Log blocked form submissions

Log submissions that are blocked due to Honeypot protection.

Honeypot element name *URL

The name of the Honeypot form field. It's usually most effective to use a generic name like email, homepage, or link, but this should be changed if it interferes with fields that are already in your forms. Must not contain spaces or special characters.

Honeypot time limit *4 seconds

Minimum time required before form should be considered entered by a human instead of a bot. A reasonable time-limit is 5 seconds. Set to 0 to disable.

You simply try disabling either of these modules and to see if they are the culprit. 

If you are able to attend our weekly office hours, this is a great chance to ask questions and have an experienced volunteer look at your site with you. 


Please, be sure to report back here if you figure out the problem.

Okay. When I disabled Protected Forms, I was able to post a comment for a non-registered person.  Odd that the comment I was trying to post did not contain any of the elements that Protected Forms listed as banned.  Later I also reduced the application of Honeypot to comments, rather than to everything. Will I be inundated with spam now, I wonder... We used to have to kill spam every morning with the old drupal blog.

Anyway, thank you very much again for your help.  I did attend the three day workshop you guys held about a month ago and it was great, really fabulous!  I keep meaning to attend the weekly office hours but something always prevents me, so far.

I do have a couple more difficult problems that I will seek help with, soon.

Many thanks again. :-)


Will I be inundated with spam now

A discussion that might help:


You will need some SPAM prevention. You might just need to try a different module. 

Antibot has worked well for a lot of people, unfortunately there is no silver bullet that works for everyone. Feel free to open a new discussion here in the forum about SPAM prevention modules.

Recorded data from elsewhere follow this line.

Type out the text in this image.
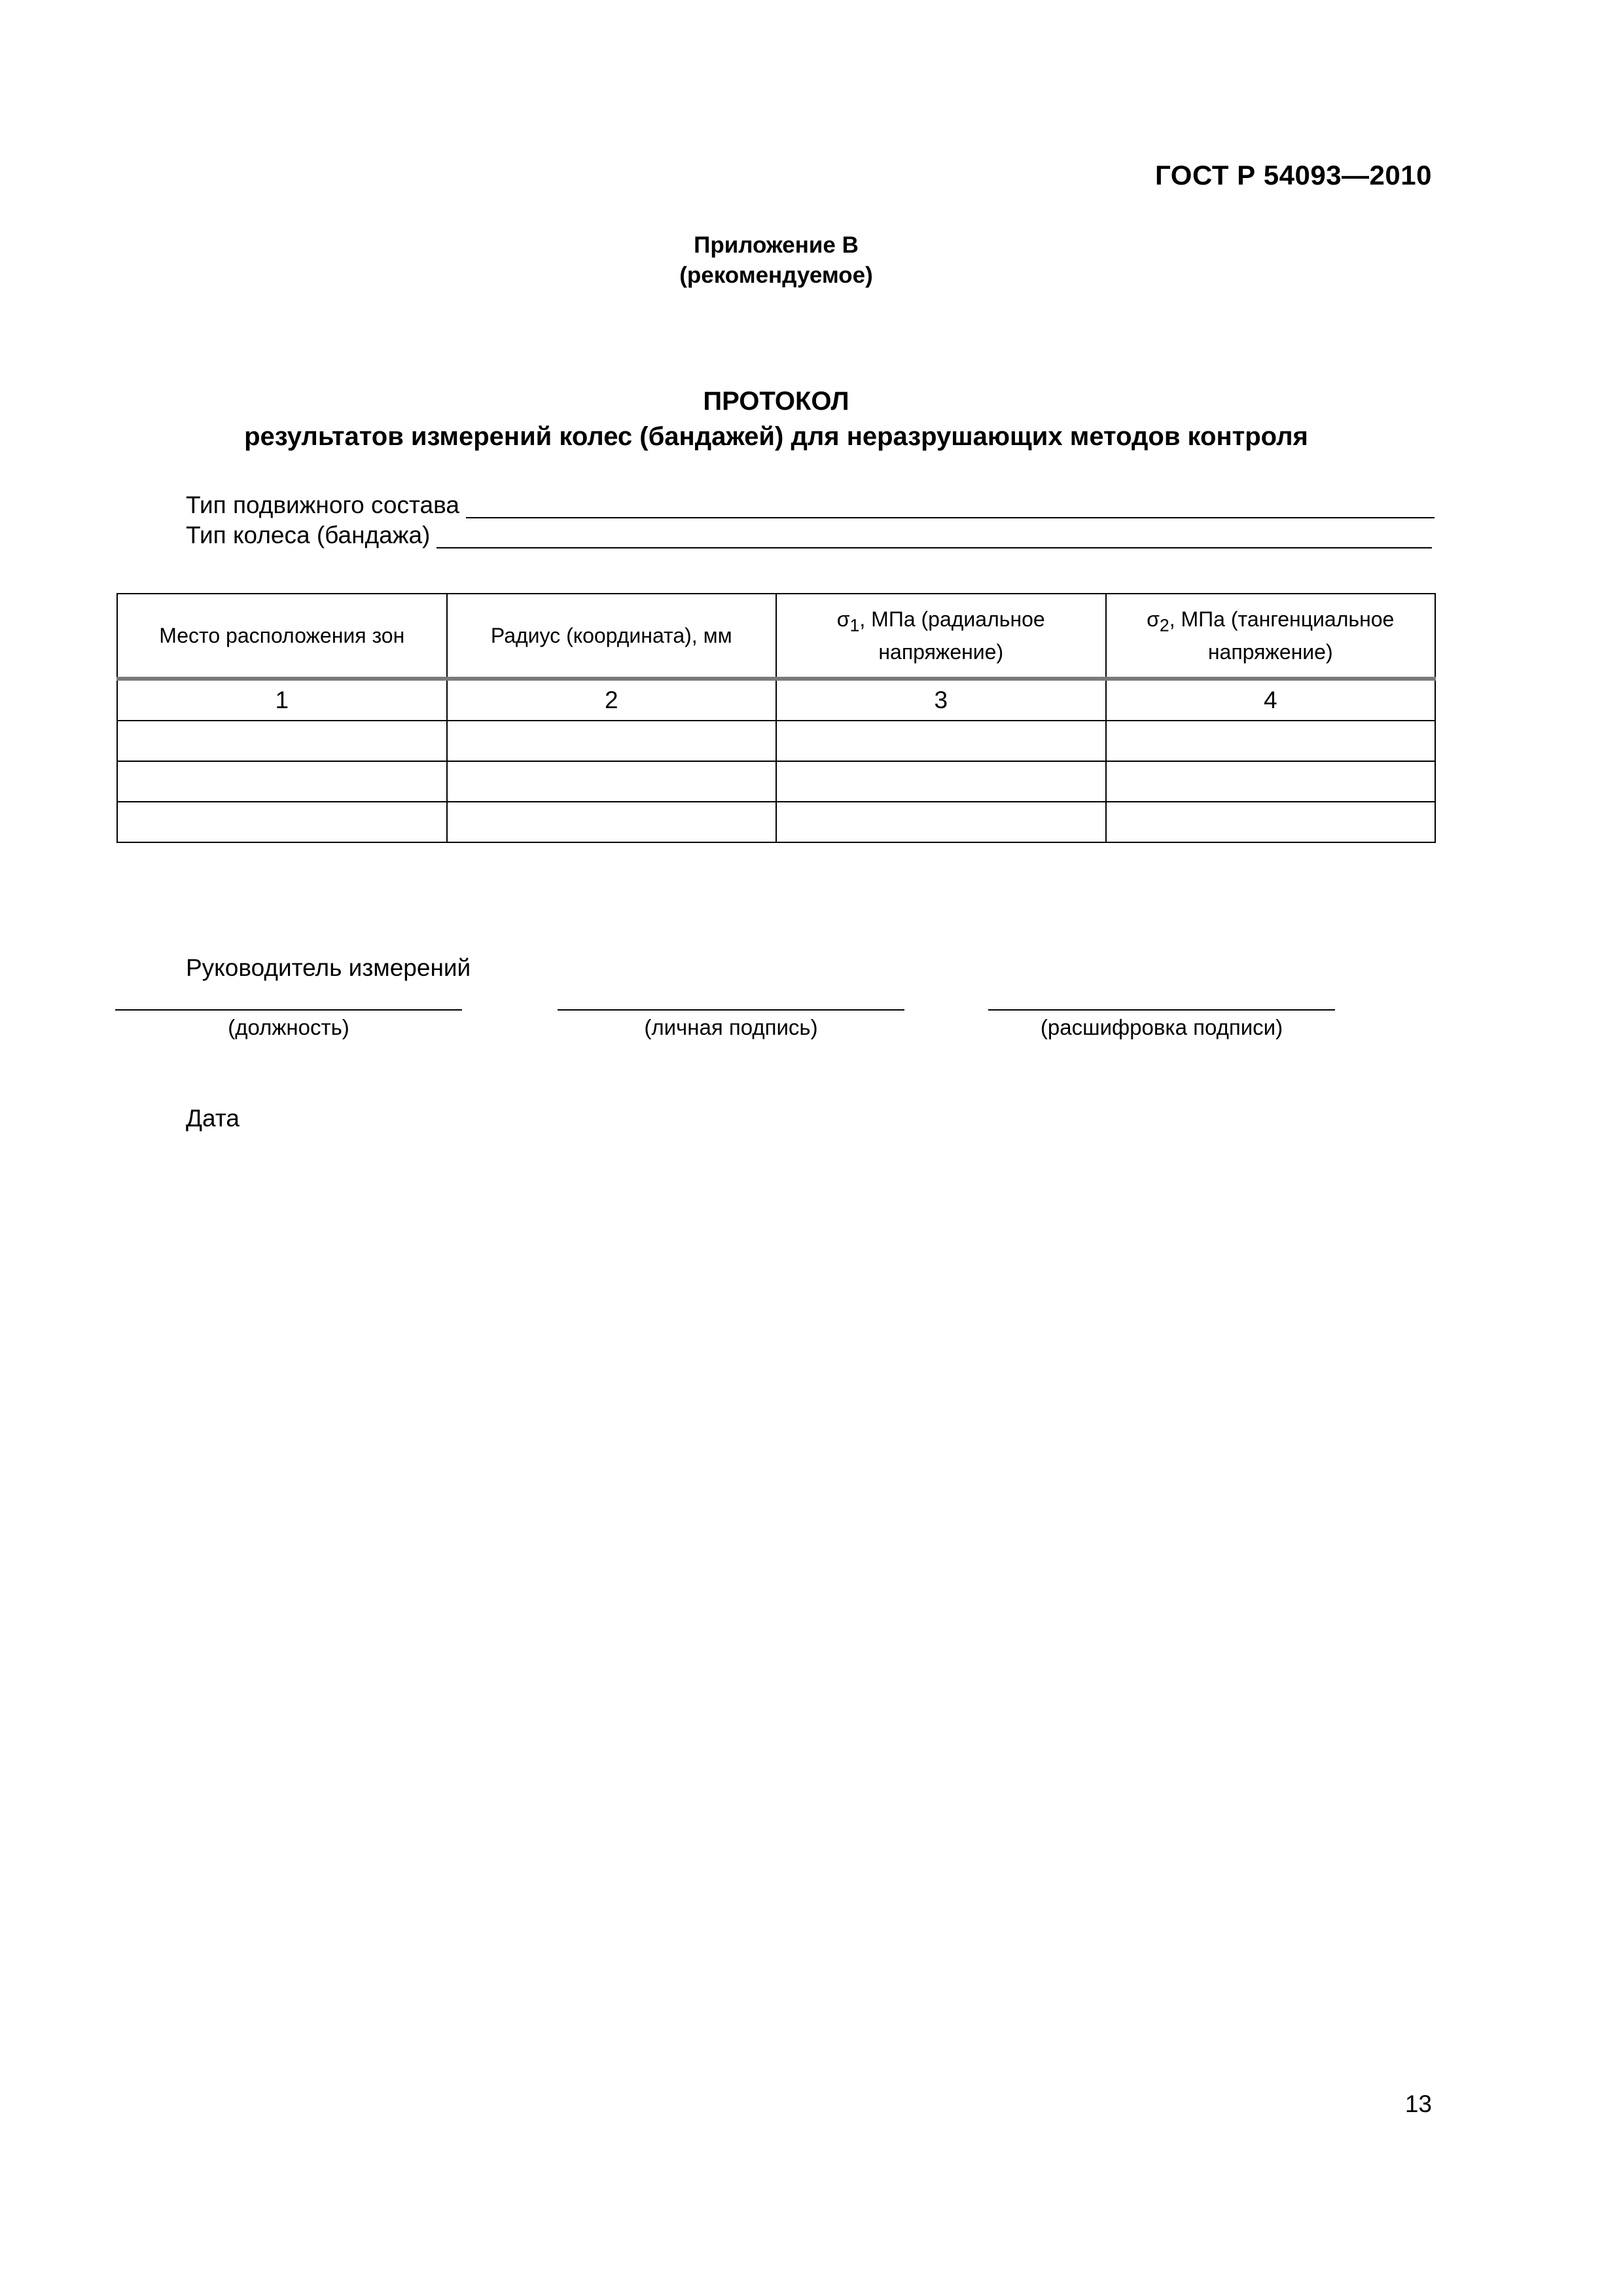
ГОСТ Р 54093—2010
Приложение В
(рекомендуемое)
ПРОТОКОЛ
результатов измерений колес (бандажей) для неразрушающих методов контроля
Тип подвижного состава
Тип колеса (бандажа)
Место расположения зон	Радиус (координата), мм	$\sigma_1$, МПа (радиальное напряжение)	$\sigma_2$, МПа (тангенциальное напряжение)
1	2	3	4

Руководитель измерений
(должность)	(личная подпись)	(расшифровка подписи)
Дата
13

If your goal is to protect the forum from bots, then I recommend trying the Antibot module. This module uses original and newer bot detection technology than older anti-spam modules. It secretly monitors whether the user who posts a comment is using a keyboard or a touch screen and, in the absence of such, blocks access to the comment form (and any other forms). The form is also blocked if the visitor does not interpret the JavaScript code used by this module. Thus, the module very efficiently eliminates bots that do not use a keyboard, touch screen and JavaScript, and at the same time its action is imperceptible to human visitors.

However, this will not protect you from malicious human visitors, for whom another solution must be sought, and it would probably enable protection against a reasoned analysis of the content of the post.